Aujourd'hui, on est vendredi. Un vendredi qui n'a rien de spécial.

Je me suis levé·e ce matin, la tête dans le cul comme tous les matins. Forcément, quand on dort mal. Douleurs dans le dos, habituel. Rien de spécial.

Je me suis levé·e ce matin comme tous les matins. J'ai allumé mon ordi par réflexe. Fait le tour au moins quatre fois de mes au moins quatre boîtes mails compulsivement. Regarder mes messages WattPad. Répondu à deux trois trucs. Refait le tour.
Tu n'as pas de nouveaux messages, décroche tes yeux de cet écran de malheur bon sang.

Je devais passer des coups de fil. Comme à peu près tous les jours. Et comme à peu près tous les jours, j'ai reporté au lendemain. Sauf que demain c'est samedi, alors j'ai reporté au lundi.
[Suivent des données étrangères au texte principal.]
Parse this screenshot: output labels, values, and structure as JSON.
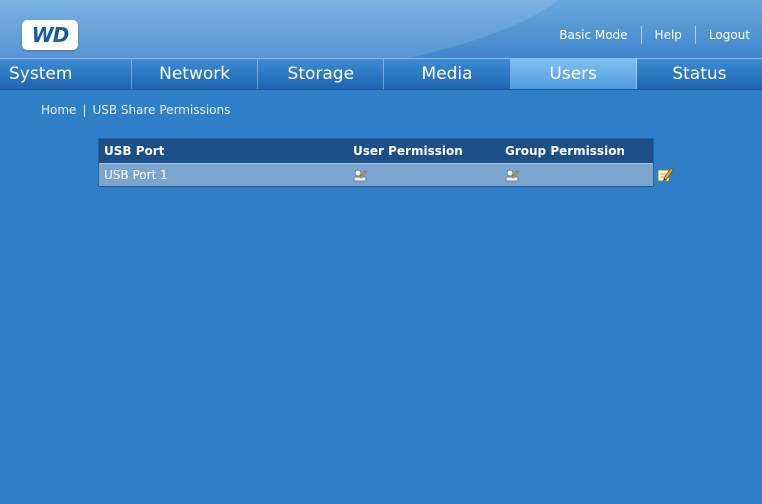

Comme tous les jours je suis allé·e dans le salon, puis je me suis demandé ce que je faisais là. Pas juste là dans le salon, non. Ce que je faisais là, dans l'existence.
J'ai du rester cinq bonnes minutes les yeux dans le vague, avec le chien alias mon quatrième coloc qui me collait et qui me disais de ses yeux mouillés "viens on sort".

Pas maintenant.

J'ai petit déjeuné en lisant un livre - ça c'est moins banal. Je ne lis jamais. Problèmes de focalisation, de concentration. Petit déjeuner aussi c'était pas banal. Je ne petit déjeune jamais. Parce que la peur me tient au ventre. Celle de devoir aller faire des courses. Celle de ne plus avoir d'argent, à un moment donné. Parce que j'en gagne pas, de l'argent.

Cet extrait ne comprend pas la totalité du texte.